Yes, we all had the experience, and it was never fun. Some of us experienced more boredom than we did meaningful engagement – true indictment of the system.
When I read this piece in Education Week online, I couldn’t help but think, “it’s just so wrong that we even have to talk about so much boredom happening. Why can’t we move to a system where students are actually engaged?” Then we don;t have to worry about “why” someone is bored, and how they can better manage their boredom, and whose fault it is, and so on.
Such systems exist. Want true “engagement”? Then study what creates it in/for people. One source of this is the work of Mihaly Csikszentmihalyi and his “flow” theory. Flow is that state that most of us know at least to some extent. It’s when your skill level or a particular task intersects with the challenge level of the task itself.
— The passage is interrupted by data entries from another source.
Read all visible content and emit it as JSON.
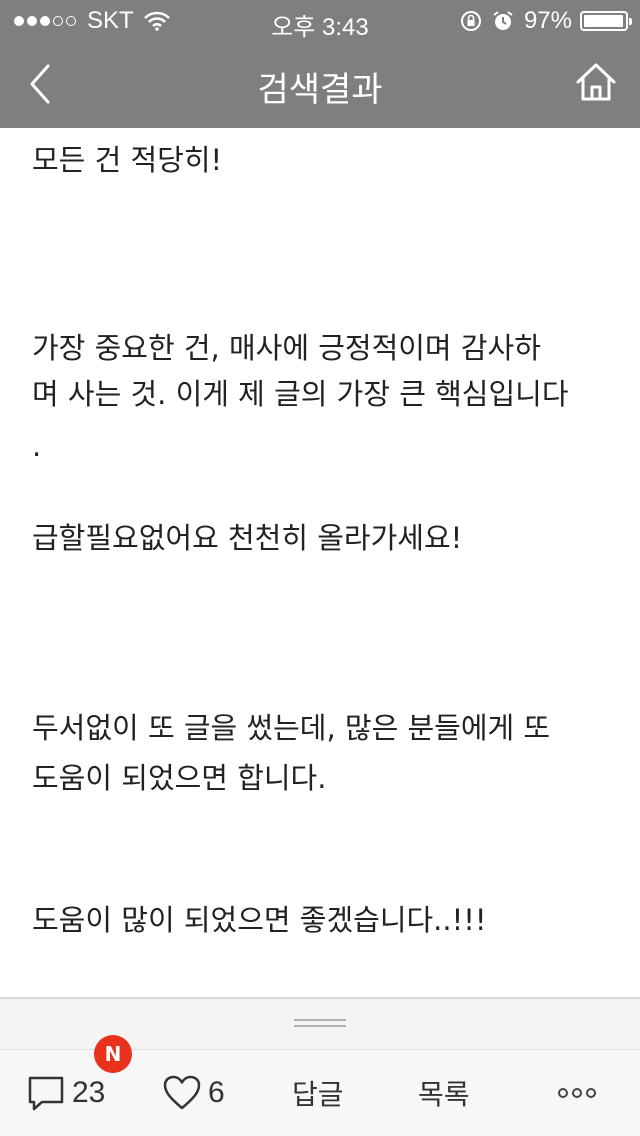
{
  "status_bar": {
    "carrier": "SKT",
    "time": "오후 3:43",
    "battery": "97%",
    "battery_level": 0.97
  },
  "nav": {
    "title": "검색결과",
    "back_icon": "chevron-left-icon",
    "home_icon": "home-icon"
  },
  "article": {
    "paragraphs": [
      "모든 건 적당히!",
      "가장 중요한 건, 매사에 긍정적이며 감사하",
      "며 사는 것. 이게 제 글의 가장 큰 핵심입니다",
      ".",
      "급할필요없어요 천천히 올라가세요!",
      "두서없이 또 글을 썼는데, 많은 분들에게 또",
      "도움이 되었으면 합니다.",
      "도움이 많이 되었으면 좋겠습니다..!!!"
    ]
  },
  "toolbar": {
    "comments_count": "23",
    "badge": "N",
    "likes_count": "6",
    "reply_label": "답글",
    "list_label": "목록"
  },
  "colors": {
    "header_bg": "#7f7f7f",
    "badge_bg": "#e8321b"
  }
}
The optimal experience is then possible since you are neither bored nor overwhelmed.
What we need are schools that allow students to find flow in their work. This can only happen when there is self-direction, control over the work, an amount of time that the learner requires – i.e. not dictated by a timetable, a bell or a teacher’s direction – and immediate feedback on how one is doing. Montessori schools allow for all this. They place the learner at the center, respect the fact that each learner is unique and needs to take the time s/he needs at any given moment and for any given task or problem, amongst other things.
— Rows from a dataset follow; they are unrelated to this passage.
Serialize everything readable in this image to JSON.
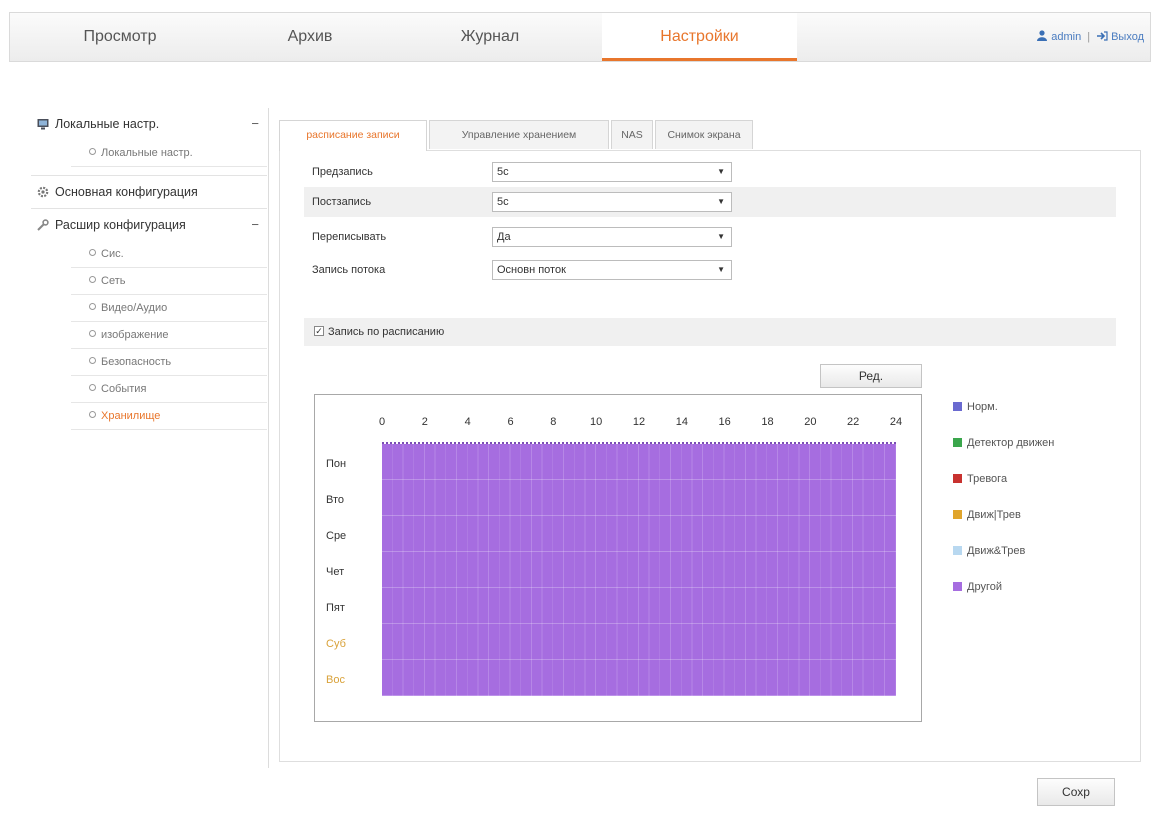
{
  "topnav": {
    "tabs": [
      {
        "label": "Просмотр",
        "active": false
      },
      {
        "label": "Архив",
        "active": false
      },
      {
        "label": "Журнал",
        "active": false
      },
      {
        "label": "Настройки",
        "active": true
      }
    ],
    "user": "admin",
    "separator": "|",
    "logout": "Выход"
  },
  "sidebar": {
    "local": {
      "label": "Локальные настр.",
      "toggle": "−",
      "items": [
        "Локальные настр."
      ]
    },
    "basic": {
      "label": "Основная конфигурация"
    },
    "advanced": {
      "label": "Расшир конфигурация",
      "toggle": "−",
      "items": [
        "Сис.",
        "Сеть",
        "Видео/Аудио",
        "изображение",
        "Безопасность",
        "События",
        "Хранилище"
      ],
      "active_item": "Хранилище"
    }
  },
  "content_tabs": [
    {
      "label": "расписание записи",
      "active": true
    },
    {
      "label": "Управление хранением",
      "active": false
    },
    {
      "label": "NAS",
      "active": false
    },
    {
      "label": "Снимок экрана",
      "active": false
    }
  ],
  "form": {
    "prerecord": {
      "label": "Предзапись",
      "value": "5с"
    },
    "postrecord": {
      "label": "Постзапись",
      "value": "5с"
    },
    "overwrite": {
      "label": "Переписывать",
      "value": "Да"
    },
    "stream": {
      "label": "Запись потока",
      "value": "Основн поток"
    }
  },
  "schedule": {
    "enabled": true,
    "checkbox_label": "Запись по расписанию",
    "edit_button": "Ред.",
    "hours": [
      "0",
      "2",
      "4",
      "6",
      "8",
      "10",
      "12",
      "14",
      "16",
      "18",
      "20",
      "22",
      "24"
    ],
    "days": [
      {
        "label": "Пон",
        "weekend": false
      },
      {
        "label": "Вто",
        "weekend": false
      },
      {
        "label": "Сре",
        "weekend": false
      },
      {
        "label": "Чет",
        "weekend": false
      },
      {
        "label": "Пят",
        "weekend": false
      },
      {
        "label": "Суб",
        "weekend": true
      },
      {
        "label": "Вос",
        "weekend": true
      }
    ],
    "fill_type": "Другой",
    "fill_color": "#a66de0"
  },
  "legend": [
    {
      "label": "Норм.",
      "color": "#6a6ad0"
    },
    {
      "label": "Детектор движен",
      "color": "#3aa64c"
    },
    {
      "label": "Тревога",
      "color": "#c8322f"
    },
    {
      "label": "Движ|Трев",
      "color": "#e0a52c"
    },
    {
      "label": "Движ&Трев",
      "color": "#b8d8f0"
    },
    {
      "label": "Другой",
      "color": "#a66de0"
    }
  ],
  "save_button": "Сохр",
  "colors": {
    "accent": "#e8762c",
    "link": "#4a7cc0"
  }
}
Csikszentmihalyi has actually studied Montessori schools from the perspective of the flow experience that is available there. You can find some of that story here and here.
SO much more is possible than what most students find in school today, and that’s sad. School continues to be a negative experience for so many, a place to endure and look for the light at the end of the tunnel. And we want “lifelong learners” to emerge when the experience we’ve presented them with is unattractive at best and dismal at worst?